Parce qu'un CSE unique pour une entreprise multi-sites, ce n'est pas la même mécanique qu'un CSE d'usine où tout le monde se croise à la machine à café. Les élus ne se voient jamais en vrai. Les réunions se font en visio. Et le rattachement des salariés à un collège électoral dépend de leur catégorie, pas de leur lieu de travail.

Je vais vous expliquer ce que dit réellement l'accord de mise en place du CSE chez Restalliance, ce qu'il ne dit pas, et ce que ça implique concrètement quand on est salarié et qu'on cherche à joindre ses élus.

Points clés à retenir

  • L'accord de mise en place du CSE Restalliance a été signé en octobre 2019, pour une durée qui court jusqu'au 1er janvier 2999.
  • Les signataires : CFTC, CGT et CGT-FO. Le siège de l'entreprise est fixé au 213 rue de Gerland, à Lyon.
  • Le CSE s'accompagne de plusieurs commissions, mais l'accord reste flou sur leur détail dans les versions publiques.
  • Les salariés sont répartis sur un très grand nombre de sites, ce qui complique le contact direct avec les élus.
  • Pour saisir le CSE, le réflexe le plus fiable reste l'affichage en établissement et l'intranet interne.

CSE Restalliance : ce que dit (vraiment) l'accord d'entreprise

L'accord porte la référence T06919008500. Il a été conclu le 18 octobre 2019 et s'applique depuis le 14 novembre de la même année.

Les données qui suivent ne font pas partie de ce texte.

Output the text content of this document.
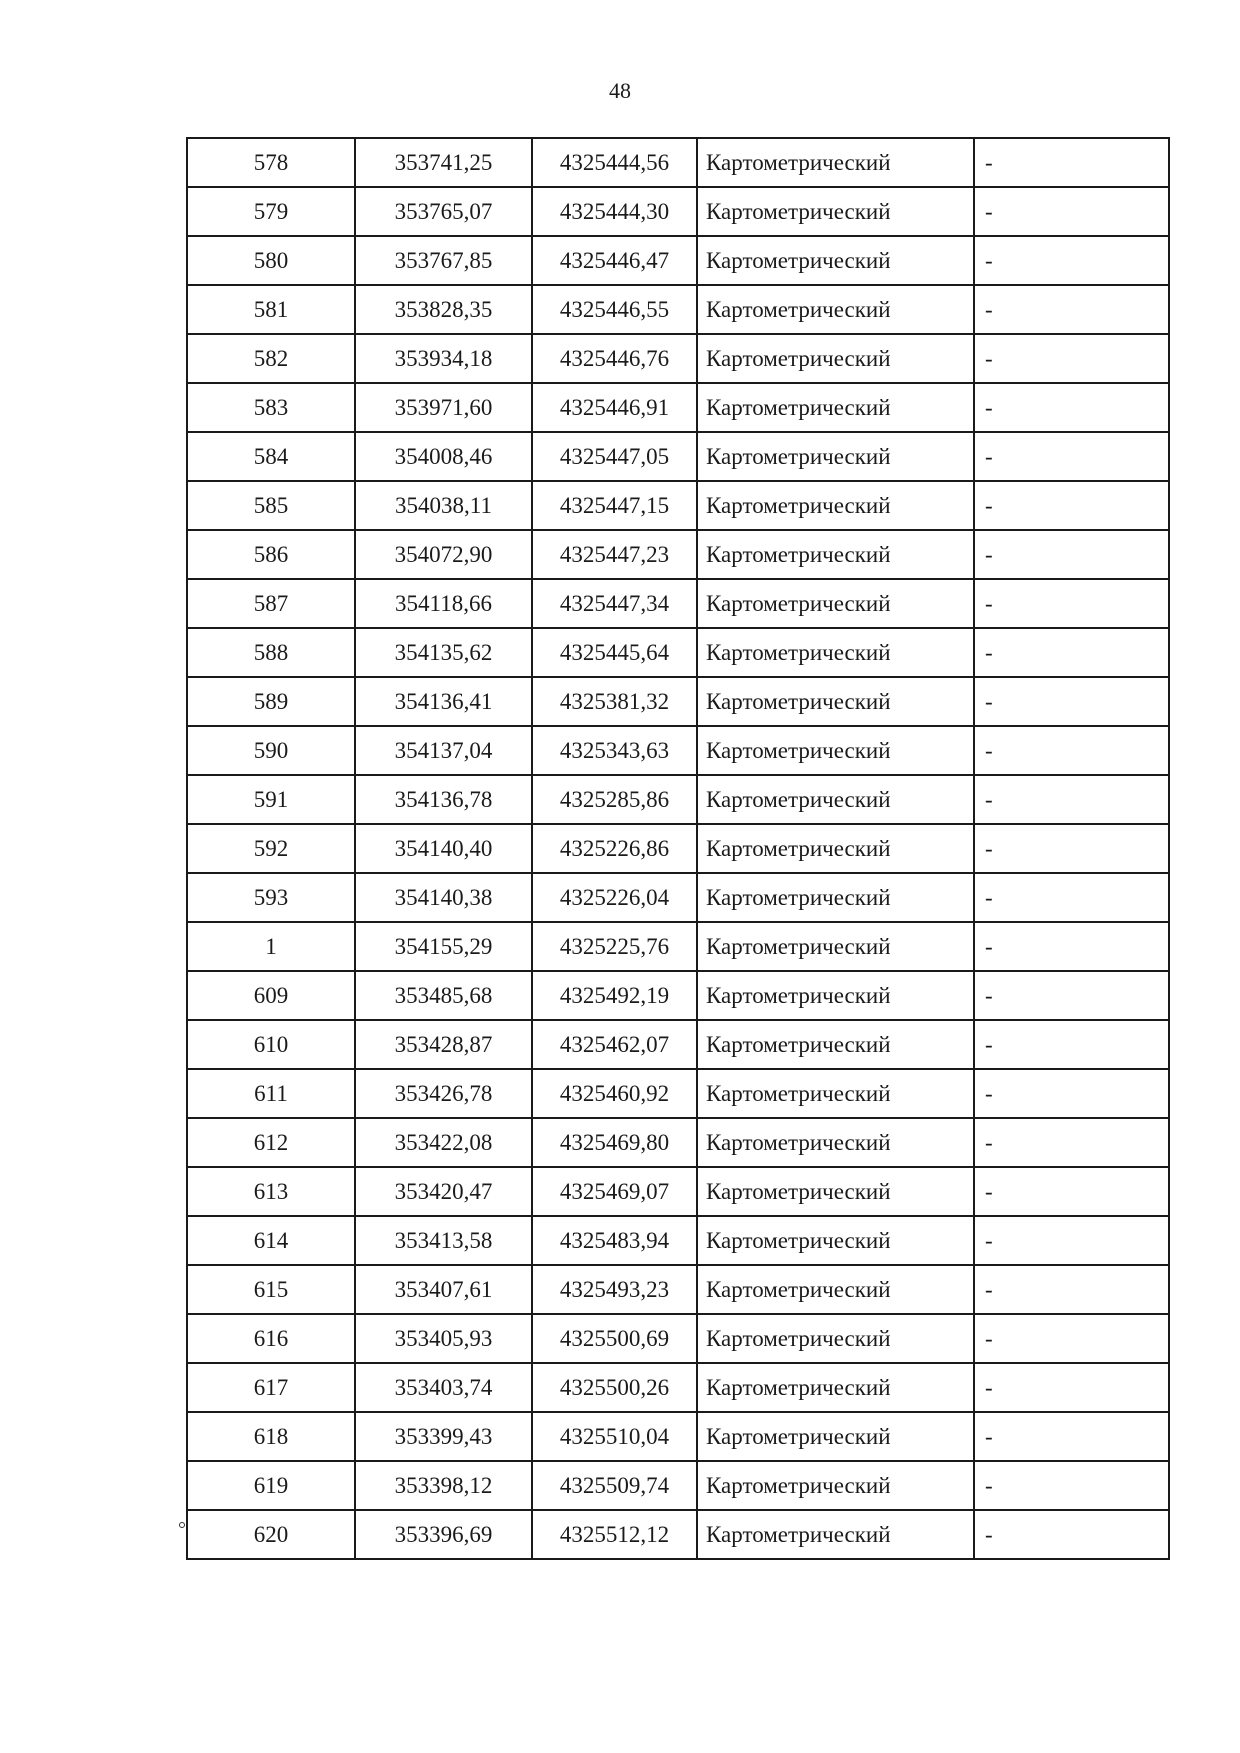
48
578	353741,25	4325444,56	Картометрический	-
579	353765,07	4325444,30	Картометрический	-
580	353767,85	4325446,47	Картометрический	-
581	353828,35	4325446,55	Картометрический	-
582	353934,18	4325446,76	Картометрический	-
583	353971,60	4325446,91	Картометрический	-
584	354008,46	4325447,05	Картометрический	-
585	354038,11	4325447,15	Картометрический	-
586	354072,90	4325447,23	Картометрический	-
587	354118,66	4325447,34	Картометрический	-
588	354135,62	4325445,64	Картометрический	-
589	354136,41	4325381,32	Картометрический	-
590	354137,04	4325343,63	Картометрический	-
591	354136,78	4325285,86	Картометрический	-
592	354140,40	4325226,86	Картометрический	-
593	354140,38	4325226,04	Картометрический	-
1	354155,29	4325225,76	Картометрический	-
609	353485,68	4325492,19	Картометрический	-
610	353428,87	4325462,07	Картометрический	-
611	353426,78	4325460,92	Картометрический	-
612	353422,08	4325469,80	Картометрический	-
613	353420,47	4325469,07	Картометрический	-
614	353413,58	4325483,94	Картометрический	-
615	353407,61	4325493,23	Картометрический	-
616	353405,93	4325500,69	Картометрический	-
617	353403,74	4325500,26	Картометрический	-
618	353399,43	4325510,04	Картометрический	-
619	353398,12	4325509,74	Картометрический	-
620	353396,69	4325512,12	Картометрический	-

Sa date d'échéance affichée : le 1er janvier 2999. Autrement dit, un accord conclu pour une durée indéterminée, comme c'est souvent le cas pour ce type de texte.

Ce que cet accord encadre principalement :

  • La mise en place du comité social et économique, en remplacement des anciennes instances (DP, CE, CHSCT).
  • La répartition des sièges et le nombre de collèges.
  • Le fonctionnement des commissions rattachées au CSE.
  • Les moyens alloués aux élus : heures de délégation, local, budget.

Le problème, c'est que la version publique de cet accord — celle que l'on trouve sur les bases de données de accords d'entreprise — ne détaille pas la composition exacte du CSE. Pas de nombre précis d'élus titulaires ou suppléants, pas de répartition collège par collège, pas de nom de secrétaire ou de trésorier.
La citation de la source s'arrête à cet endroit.